3) When psychotherapy is a covered service, depending on your specific health insurance policy, your psychotherapy coverage may or may not be subject to your policy's deductible, and you may or may not continue to be responsible for copays/coinsurances once your deductible is met. This, too, is not different from how appointments with any of your other health providers are covered. At one point in time, many health insurance policies maintained a deductible for mental health care that was separate from the deductible for your medical care, but this practice is not longer allowed in the United States.

4) If the mental health professional you are seeing is not in-network with your health insurance, they are not obligated to submit bills to your insurance company on your behalf if you have out-of-network coverage. Instead, they can issue you a document known as a "Superbill" that you submit to your insurance company. You are responsible for directly paying the mental health professional's fees, regardless of the amount of that fee you will be reimbursed by your insurance company. For instance: if your psychotherapist is out-of-network and charges $250 for a 45-minute individual therapy session (CPT code 90834), but your insurance will only reimburse you $110 for that session, you will still have to pay your therapist $250 but you will get a check from your insurance company for $110 once you have met any out-of-network deductible your policy might have.

5) If you have more than one health insurance policy, one of them must be designated as your primary policy. This primary policy will be the first one billed. If they do not cover the entire amount being billed, the claim will then be submitted to your secondary policy.

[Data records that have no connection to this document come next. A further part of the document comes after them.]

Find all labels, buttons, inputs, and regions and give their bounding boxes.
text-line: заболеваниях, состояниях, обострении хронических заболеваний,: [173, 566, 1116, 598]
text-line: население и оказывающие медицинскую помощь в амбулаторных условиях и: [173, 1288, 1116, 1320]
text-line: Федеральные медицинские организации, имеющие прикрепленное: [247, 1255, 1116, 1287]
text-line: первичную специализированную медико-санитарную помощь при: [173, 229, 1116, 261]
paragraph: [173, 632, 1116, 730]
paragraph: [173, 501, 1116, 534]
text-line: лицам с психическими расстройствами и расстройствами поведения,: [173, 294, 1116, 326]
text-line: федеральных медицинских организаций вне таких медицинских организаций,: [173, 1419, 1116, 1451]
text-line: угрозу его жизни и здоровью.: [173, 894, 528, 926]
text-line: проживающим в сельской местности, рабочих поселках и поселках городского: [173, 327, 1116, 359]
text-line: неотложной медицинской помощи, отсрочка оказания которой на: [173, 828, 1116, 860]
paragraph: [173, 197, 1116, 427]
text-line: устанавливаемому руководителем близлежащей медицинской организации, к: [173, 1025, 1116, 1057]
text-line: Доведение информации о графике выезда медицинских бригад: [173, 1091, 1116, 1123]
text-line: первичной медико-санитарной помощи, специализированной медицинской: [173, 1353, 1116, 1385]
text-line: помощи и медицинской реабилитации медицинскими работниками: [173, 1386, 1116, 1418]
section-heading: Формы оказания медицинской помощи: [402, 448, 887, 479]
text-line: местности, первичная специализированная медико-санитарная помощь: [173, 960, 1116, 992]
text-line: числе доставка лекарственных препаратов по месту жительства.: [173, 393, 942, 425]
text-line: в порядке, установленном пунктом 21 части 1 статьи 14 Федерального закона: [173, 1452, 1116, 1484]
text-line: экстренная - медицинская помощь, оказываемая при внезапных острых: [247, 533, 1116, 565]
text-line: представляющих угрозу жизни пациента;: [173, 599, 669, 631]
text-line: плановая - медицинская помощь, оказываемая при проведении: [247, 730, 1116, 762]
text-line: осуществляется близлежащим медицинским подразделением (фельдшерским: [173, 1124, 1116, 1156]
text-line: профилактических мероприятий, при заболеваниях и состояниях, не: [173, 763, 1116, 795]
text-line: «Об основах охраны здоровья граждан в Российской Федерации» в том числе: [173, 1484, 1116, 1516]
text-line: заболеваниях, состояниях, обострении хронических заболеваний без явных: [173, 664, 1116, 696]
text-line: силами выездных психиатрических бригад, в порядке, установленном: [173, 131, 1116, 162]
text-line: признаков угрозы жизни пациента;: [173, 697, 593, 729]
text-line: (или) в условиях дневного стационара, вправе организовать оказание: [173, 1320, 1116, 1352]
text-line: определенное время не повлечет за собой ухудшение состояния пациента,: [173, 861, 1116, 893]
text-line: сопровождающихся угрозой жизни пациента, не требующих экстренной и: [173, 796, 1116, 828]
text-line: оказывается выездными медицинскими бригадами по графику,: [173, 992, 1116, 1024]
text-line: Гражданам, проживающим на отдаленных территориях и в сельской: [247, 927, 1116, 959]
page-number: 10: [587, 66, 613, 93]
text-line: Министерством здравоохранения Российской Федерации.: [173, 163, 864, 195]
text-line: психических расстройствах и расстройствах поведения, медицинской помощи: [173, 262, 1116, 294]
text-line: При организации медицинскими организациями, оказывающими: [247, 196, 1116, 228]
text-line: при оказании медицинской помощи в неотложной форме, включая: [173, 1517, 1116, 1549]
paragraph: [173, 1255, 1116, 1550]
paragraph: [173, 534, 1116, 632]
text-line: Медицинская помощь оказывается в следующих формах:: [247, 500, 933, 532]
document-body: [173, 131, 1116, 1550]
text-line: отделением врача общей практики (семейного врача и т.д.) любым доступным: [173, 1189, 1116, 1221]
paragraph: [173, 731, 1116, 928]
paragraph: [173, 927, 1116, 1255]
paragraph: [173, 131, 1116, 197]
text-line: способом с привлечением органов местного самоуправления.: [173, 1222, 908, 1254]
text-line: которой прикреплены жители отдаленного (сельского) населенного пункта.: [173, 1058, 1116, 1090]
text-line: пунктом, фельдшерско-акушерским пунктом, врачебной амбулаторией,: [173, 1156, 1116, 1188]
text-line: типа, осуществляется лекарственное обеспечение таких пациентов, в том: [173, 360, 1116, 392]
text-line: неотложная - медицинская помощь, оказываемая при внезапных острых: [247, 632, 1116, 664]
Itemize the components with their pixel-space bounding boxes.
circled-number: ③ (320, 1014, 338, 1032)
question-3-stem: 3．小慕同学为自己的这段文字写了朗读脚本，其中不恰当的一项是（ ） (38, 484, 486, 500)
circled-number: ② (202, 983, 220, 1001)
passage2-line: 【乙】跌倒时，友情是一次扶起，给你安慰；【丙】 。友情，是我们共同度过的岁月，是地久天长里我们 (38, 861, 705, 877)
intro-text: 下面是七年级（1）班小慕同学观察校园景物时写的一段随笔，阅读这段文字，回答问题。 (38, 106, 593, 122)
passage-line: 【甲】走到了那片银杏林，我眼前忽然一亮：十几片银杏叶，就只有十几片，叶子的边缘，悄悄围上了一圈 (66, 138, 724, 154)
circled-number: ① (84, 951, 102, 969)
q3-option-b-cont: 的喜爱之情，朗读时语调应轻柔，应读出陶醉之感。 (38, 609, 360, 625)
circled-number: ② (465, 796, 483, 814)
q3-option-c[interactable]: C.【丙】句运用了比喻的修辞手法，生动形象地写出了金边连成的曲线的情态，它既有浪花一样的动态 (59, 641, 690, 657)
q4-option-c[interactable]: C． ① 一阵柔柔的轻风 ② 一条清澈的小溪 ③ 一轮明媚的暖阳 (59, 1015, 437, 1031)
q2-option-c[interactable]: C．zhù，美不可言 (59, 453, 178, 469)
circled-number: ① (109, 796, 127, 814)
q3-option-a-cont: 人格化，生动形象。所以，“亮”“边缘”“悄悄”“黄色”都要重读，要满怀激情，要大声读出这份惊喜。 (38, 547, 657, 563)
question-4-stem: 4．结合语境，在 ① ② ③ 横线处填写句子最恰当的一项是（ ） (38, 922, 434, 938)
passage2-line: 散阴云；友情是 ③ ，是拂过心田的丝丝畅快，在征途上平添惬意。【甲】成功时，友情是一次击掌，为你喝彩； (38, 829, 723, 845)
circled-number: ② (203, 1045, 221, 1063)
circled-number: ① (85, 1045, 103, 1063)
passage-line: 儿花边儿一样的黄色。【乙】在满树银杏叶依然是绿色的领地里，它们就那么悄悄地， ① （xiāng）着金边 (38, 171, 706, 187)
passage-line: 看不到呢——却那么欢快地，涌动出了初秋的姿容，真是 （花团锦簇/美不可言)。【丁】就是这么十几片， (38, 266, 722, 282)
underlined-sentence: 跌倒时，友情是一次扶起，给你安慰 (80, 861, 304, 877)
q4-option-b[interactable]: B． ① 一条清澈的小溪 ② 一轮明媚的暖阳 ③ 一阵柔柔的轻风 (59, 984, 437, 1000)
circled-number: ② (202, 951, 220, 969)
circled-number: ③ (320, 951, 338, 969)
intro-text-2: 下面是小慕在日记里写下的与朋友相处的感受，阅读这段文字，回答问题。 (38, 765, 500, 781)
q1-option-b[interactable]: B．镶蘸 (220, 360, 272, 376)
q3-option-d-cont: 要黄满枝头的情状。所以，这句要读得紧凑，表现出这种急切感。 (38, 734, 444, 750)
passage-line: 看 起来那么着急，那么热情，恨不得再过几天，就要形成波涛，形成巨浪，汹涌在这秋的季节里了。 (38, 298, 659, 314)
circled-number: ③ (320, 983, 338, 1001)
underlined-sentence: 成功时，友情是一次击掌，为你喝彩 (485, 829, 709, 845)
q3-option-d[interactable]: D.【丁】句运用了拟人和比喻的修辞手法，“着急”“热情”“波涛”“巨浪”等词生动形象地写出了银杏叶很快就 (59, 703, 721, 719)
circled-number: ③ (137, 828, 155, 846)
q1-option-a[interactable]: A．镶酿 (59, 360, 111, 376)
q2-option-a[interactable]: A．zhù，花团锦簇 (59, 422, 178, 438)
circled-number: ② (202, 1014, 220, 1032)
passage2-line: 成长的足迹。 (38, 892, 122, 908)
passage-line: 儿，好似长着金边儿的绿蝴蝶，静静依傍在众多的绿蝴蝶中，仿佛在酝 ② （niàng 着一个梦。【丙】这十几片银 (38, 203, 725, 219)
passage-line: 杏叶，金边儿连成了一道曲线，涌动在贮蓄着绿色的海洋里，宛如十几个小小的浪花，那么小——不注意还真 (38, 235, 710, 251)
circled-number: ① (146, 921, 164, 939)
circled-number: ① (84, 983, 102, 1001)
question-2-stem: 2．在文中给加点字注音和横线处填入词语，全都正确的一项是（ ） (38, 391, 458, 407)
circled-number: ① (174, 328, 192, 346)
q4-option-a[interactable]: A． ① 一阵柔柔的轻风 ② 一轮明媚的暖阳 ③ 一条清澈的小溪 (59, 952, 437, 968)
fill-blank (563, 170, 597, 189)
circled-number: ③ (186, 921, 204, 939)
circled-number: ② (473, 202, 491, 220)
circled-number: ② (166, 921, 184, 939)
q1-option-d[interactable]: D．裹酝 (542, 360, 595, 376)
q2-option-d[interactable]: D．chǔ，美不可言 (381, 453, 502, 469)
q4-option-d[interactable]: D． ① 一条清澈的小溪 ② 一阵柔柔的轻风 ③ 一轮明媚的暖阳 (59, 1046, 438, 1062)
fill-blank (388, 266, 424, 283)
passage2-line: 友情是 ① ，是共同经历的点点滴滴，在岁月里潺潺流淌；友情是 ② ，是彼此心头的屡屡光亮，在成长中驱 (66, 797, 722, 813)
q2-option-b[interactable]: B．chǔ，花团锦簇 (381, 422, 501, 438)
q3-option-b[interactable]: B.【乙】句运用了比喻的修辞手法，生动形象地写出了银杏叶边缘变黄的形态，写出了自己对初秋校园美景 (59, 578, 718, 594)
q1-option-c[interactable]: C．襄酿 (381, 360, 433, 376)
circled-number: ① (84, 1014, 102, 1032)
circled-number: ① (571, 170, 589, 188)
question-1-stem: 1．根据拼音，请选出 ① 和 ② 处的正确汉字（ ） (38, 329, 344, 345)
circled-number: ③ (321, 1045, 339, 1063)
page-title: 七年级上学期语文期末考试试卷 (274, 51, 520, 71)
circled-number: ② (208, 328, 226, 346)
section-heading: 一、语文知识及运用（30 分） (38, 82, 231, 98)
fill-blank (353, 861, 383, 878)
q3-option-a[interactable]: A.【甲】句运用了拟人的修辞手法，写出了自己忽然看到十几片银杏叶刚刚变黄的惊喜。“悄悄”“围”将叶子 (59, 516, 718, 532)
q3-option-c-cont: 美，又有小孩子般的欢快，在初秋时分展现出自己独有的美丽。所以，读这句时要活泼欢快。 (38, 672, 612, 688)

6) If your health insurance policy ends prior to the end of your psychotherapy treatment, insurance claims for any sessions held after the termination of your policy will be denied and your out-of-pocket cost will revert to the mental health professional's established out-of-pocket fee unless you have made other arrangements with your therapist.

If this sounds complicated, please know that this is the exact same process that all of your healthcare providers already follow. If you were going to see your primary care physician weekly for them to do treatments to remove a plantar wart from the bottom of your foot, they would diagnose the plantar wart at the first appointment, and then they would bill your insurance company for each subsequent visit during which assessment or treatment is provided, until the plantar wart is gone or until you stop attending appointments. If you decide that you really like going to your primary care provider and want to continue going to appointments after the plantar wart is gone, it would be unethical for them to continue to apply wart treatment to the sole of your foot and bill your health insurance for doing so, no matter how much you enjoy the treatments or have decided you need them. If the plantar wart returns or another one crops up, then the treatments (and submitting the bills to your health insurance) could resume.

For help with better understanding your health insurance policy, you have the following options:

A) Speak with a representative from your health insurance company. There is usually a phone number on the back of your insurance card that is for the patient/subscriber to call to ask questions.

B) For health insurance policies through your employer, you can usually get some general questions answered by speaking with a representative from your employer's human resources department.

C) Some healthcare providers employ administrative staff who can contact your health insurance company on your behalf to ask questions that are of a more technical nature, as long as they have your health insurance information and your permission to contact the insurance company.